Abstract:This paper addresses the limitations of large language models in understanding long-term context. It proposes a model architecture equipped with a long-term memory mechanism to improve the retention and retrieval of semantic information across paragraphs and dialogue turns. The model integrates explicit memory units, gated writing mechanisms, and attention-based reading modules. A forgetting function is introduced to enable dynamic updates of memory content, enhancing the model's ability to manage historical information.

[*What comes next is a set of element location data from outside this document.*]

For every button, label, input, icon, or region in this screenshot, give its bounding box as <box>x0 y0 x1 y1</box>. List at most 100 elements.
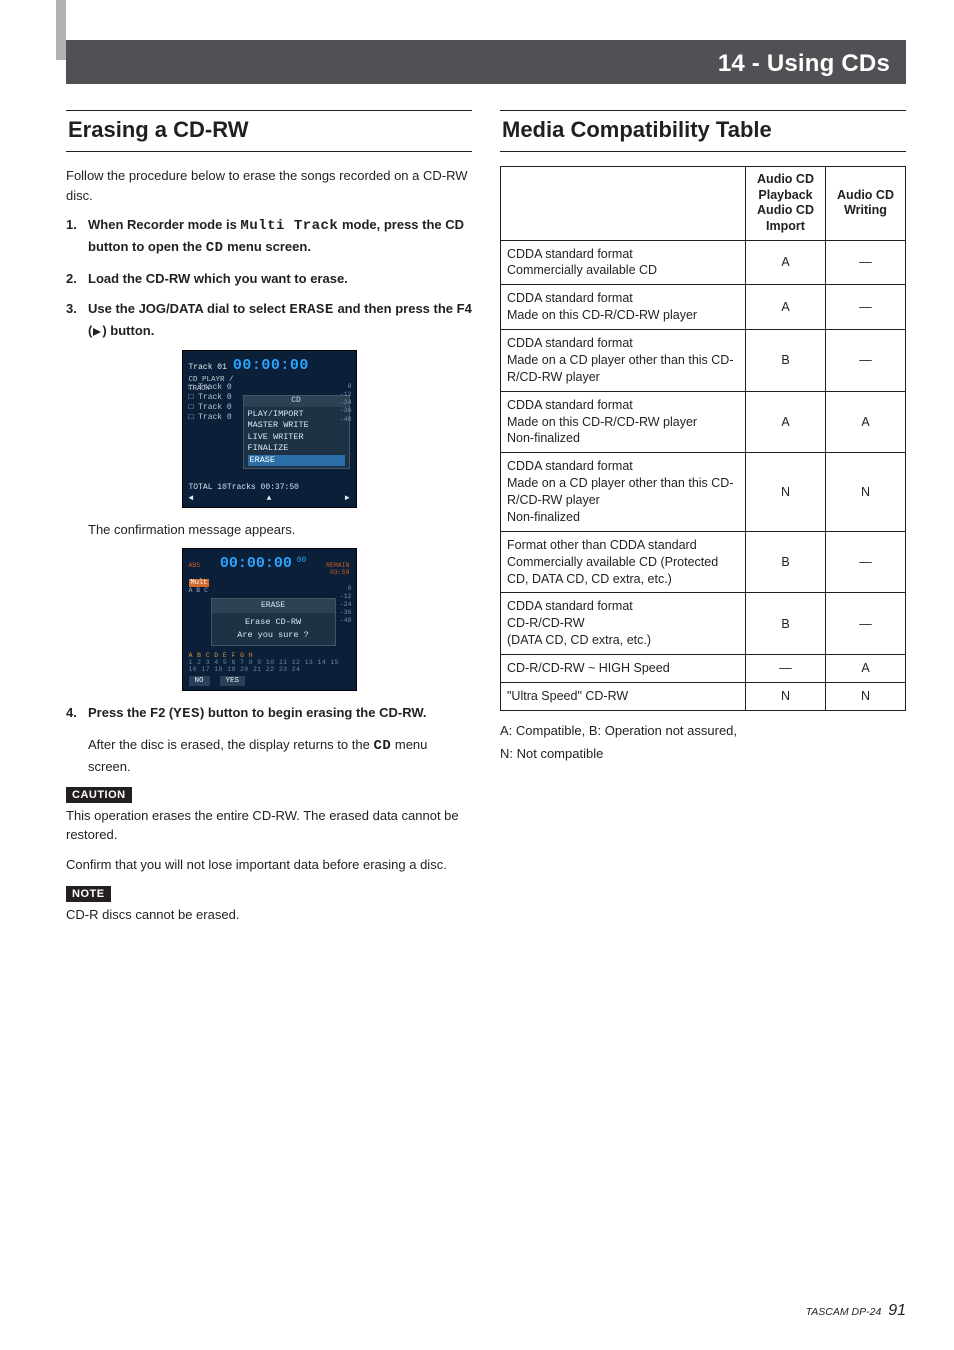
table-row: CDDA standard formatMade on this CD-R/CD… <box>501 285 906 330</box>
note-badge: NOTE <box>66 886 111 902</box>
right-column: Media Compatibility Table Audio CDPlayba… <box>500 110 906 935</box>
step-4-mono: YES <box>173 706 200 722</box>
procedure-steps-cont: Press the F2 (YES) button to begin erasi… <box>66 703 472 725</box>
note-p1: CD-R discs cannot be erased. <box>66 905 472 925</box>
shot1-menu-item-2: LIVE WRITER <box>248 432 345 443</box>
compat-th-writing: Audio CDWriting <box>826 167 906 241</box>
table-row: Format other than CDDA standardCommercia… <box>501 531 906 593</box>
step-3-post: ) button. <box>102 323 154 338</box>
section-title-erasing: Erasing a CD-RW <box>66 110 472 152</box>
step-2-text: Load the CD-RW which you want to erase. <box>88 271 348 286</box>
shot2-tracknums-hot: A B C D E F G H <box>189 652 254 659</box>
compat-writing-val: A <box>826 391 906 453</box>
compat-writing-val: N <box>826 682 906 710</box>
compat-th-blank <box>501 167 746 241</box>
compat-playback-val: B <box>746 531 826 593</box>
device-screenshot-cd-menu: Track 01 00:00:00 CD PLAYR / TRACK □ Tra… <box>182 350 357 508</box>
compat-legend-1: A: Compatible, B: Operation not assured, <box>500 721 906 742</box>
step-3-mono: ERASE <box>289 302 334 318</box>
table-row: CDDA standard formatCD-R/CD-RW(DATA CD, … <box>501 593 906 655</box>
table-row: CD-R/CD-RW ~ HIGH Speed—A <box>501 655 906 683</box>
after-erase-mono: CD <box>373 738 391 754</box>
play-icon <box>93 328 101 336</box>
step-1: When Recorder mode is Multi Track mode, … <box>66 215 472 259</box>
shot1-menu-item-4: ERASE <box>248 455 345 466</box>
step-1-post: menu screen. <box>224 239 311 254</box>
step-4: Press the F2 (YES) button to begin erasi… <box>66 703 472 725</box>
procedure-steps: When Recorder mode is Multi Track mode, … <box>66 215 472 340</box>
shot2-btn-no: NO <box>189 676 210 686</box>
left-column: Erasing a CD-RW Follow the procedure bel… <box>66 110 472 935</box>
shot1-meter-0: 0 <box>340 383 352 391</box>
shot2-mode-badge: Mult <box>189 579 210 587</box>
shot2-dialog-line1: Erase CD-RW <box>212 616 335 629</box>
compat-writing-val: — <box>826 285 906 330</box>
shot1-meter-4: -48 <box>340 416 352 424</box>
compat-writing-val: — <box>826 330 906 392</box>
compat-desc: "Ultra Speed" CD-RW <box>501 682 746 710</box>
compat-desc: CD-R/CD-RW ~ HIGH Speed <box>501 655 746 683</box>
compat-writing-val: N <box>826 453 906 532</box>
chapter-title: 14 - Using CDs <box>718 50 890 78</box>
after-erase-pre: After the disc is erased, the display re… <box>88 737 373 752</box>
caution-p2: Confirm that you will not lose important… <box>66 855 472 875</box>
confirm-msg: The confirmation message appears. <box>66 520 472 540</box>
shot1-list-2: □ Track 0 <box>189 393 232 403</box>
shot1-timecode: 00:00:00 <box>233 357 309 374</box>
shot2-remain-val: 03:59 <box>330 569 350 576</box>
shot1-menu-item-1: MASTER WRITE <box>248 420 345 431</box>
step-4-pre: Press the F2 ( <box>88 705 173 720</box>
compat-desc: CDDA standard formatCD-R/CD-RW(DATA CD, … <box>501 593 746 655</box>
step-1-mono2: CD <box>206 240 224 256</box>
table-row: CDDA standard formatMade on a CD player … <box>501 330 906 392</box>
shot2-meter-2: -24 <box>340 601 352 609</box>
compat-playback-val: B <box>746 593 826 655</box>
shot2-btn-yes: YES <box>220 676 246 686</box>
compat-writing-val: — <box>826 593 906 655</box>
shot2-dialog-title: ERASE <box>212 599 335 613</box>
content-columns: Erasing a CD-RW Follow the procedure bel… <box>66 110 906 935</box>
section-title-compat: Media Compatibility Table <box>500 110 906 152</box>
compat-playback-val: N <box>746 453 826 532</box>
shot1-bottom-mid: ▲ <box>267 494 272 503</box>
shot1-meter-3: -36 <box>340 407 352 415</box>
compat-legend-2: N: Not compatible <box>500 744 906 765</box>
chapter-header: 14 - Using CDs <box>66 40 906 84</box>
shot2-meter-4: -48 <box>340 617 352 625</box>
compat-writing-val: — <box>826 240 906 285</box>
table-row: CDDA standard formatCommercially availab… <box>501 240 906 285</box>
compat-th-playback: Audio CDPlaybackAudio CDImport <box>746 167 826 241</box>
caution-badge: CAUTION <box>66 787 132 803</box>
compat-writing-val: A <box>826 655 906 683</box>
shot1-menu-item-3: FINALIZE <box>248 443 345 454</box>
compat-writing-val: — <box>826 531 906 593</box>
shot2-meter-1: -12 <box>340 593 352 601</box>
shot1-total: TOTAL 10Tracks 00:37:50 <box>189 483 350 492</box>
device-screenshot-erase-confirm: ABS 00:00:00 00 REMAIN 03:59 Mult A B C … <box>182 548 357 692</box>
compat-table: Audio CDPlaybackAudio CDImport Audio CDW… <box>500 166 906 711</box>
step-4-post: ) button to begin erasing the CD-RW. <box>200 705 427 720</box>
shot2-remain-label: REMAIN <box>326 562 349 569</box>
shot2-abs: ABS <box>189 562 201 569</box>
page-edge-stripe <box>56 0 66 60</box>
shot1-track-label: Track 01 <box>189 363 227 372</box>
shot2-dialog-line2: Are you sure ? <box>212 629 335 642</box>
shot2-timecode: 00:00:00 <box>220 555 292 572</box>
shot1-list-1: □ Track 0 <box>189 383 232 393</box>
step-1-mono1: Multi Track <box>240 218 338 234</box>
shot1-bottom-right: ► <box>345 494 350 503</box>
step-1-pre: When Recorder mode is <box>88 217 240 232</box>
compat-playback-val: A <box>746 391 826 453</box>
after-erase: After the disc is erased, the display re… <box>66 735 472 777</box>
intro-paragraph: Follow the procedure below to erase the … <box>66 166 472 205</box>
footer-page-number: 91 <box>888 1302 906 1319</box>
table-row: "Ultra Speed" CD-RWNN <box>501 682 906 710</box>
shot1-meter-2: -24 <box>340 399 352 407</box>
shot2-buttons: NO YES <box>189 676 350 686</box>
compat-desc: CDDA standard formatMade on this CD-R/CD… <box>501 285 746 330</box>
shot1-menu: CD PLAY/IMPORT MASTER WRITE LIVE WRITER … <box>243 395 350 469</box>
step-3: Use the JOG/DATA dial to select ERASE an… <box>66 299 472 341</box>
compat-playback-val: B <box>746 330 826 392</box>
compat-tbody: CDDA standard formatCommercially availab… <box>501 240 906 710</box>
compat-playback-val: — <box>746 655 826 683</box>
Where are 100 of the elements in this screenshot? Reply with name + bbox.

To further improve the effectiveness of memory operations, the study designs a joint training objective. This combines the main task loss with constraints on memory writing and forgetting. It guides the model to learn better memory strategies during task execution. Systematic evaluation across multiple subtasks shows that the model achieves clear advantages in text generation consistency, stability in multi-turn question answering, and accuracy in cross-context reasoning. In particular, the model demonstrates strong semantic retention and contextual coherence in long-text tasks and complex question answering scenarios. It effectively mitigates the context loss and semantic drift problems commonly faced by traditional language models when handling long-term dependencies. The experiments also include analysis of different memory structures, capacity sizes, and control strategies. These results further confirm the critical role of memory mechanisms in language understanding. They demonstrate the feasibility and effectiveness of the proposed approach in both architectural design and performance outcomes.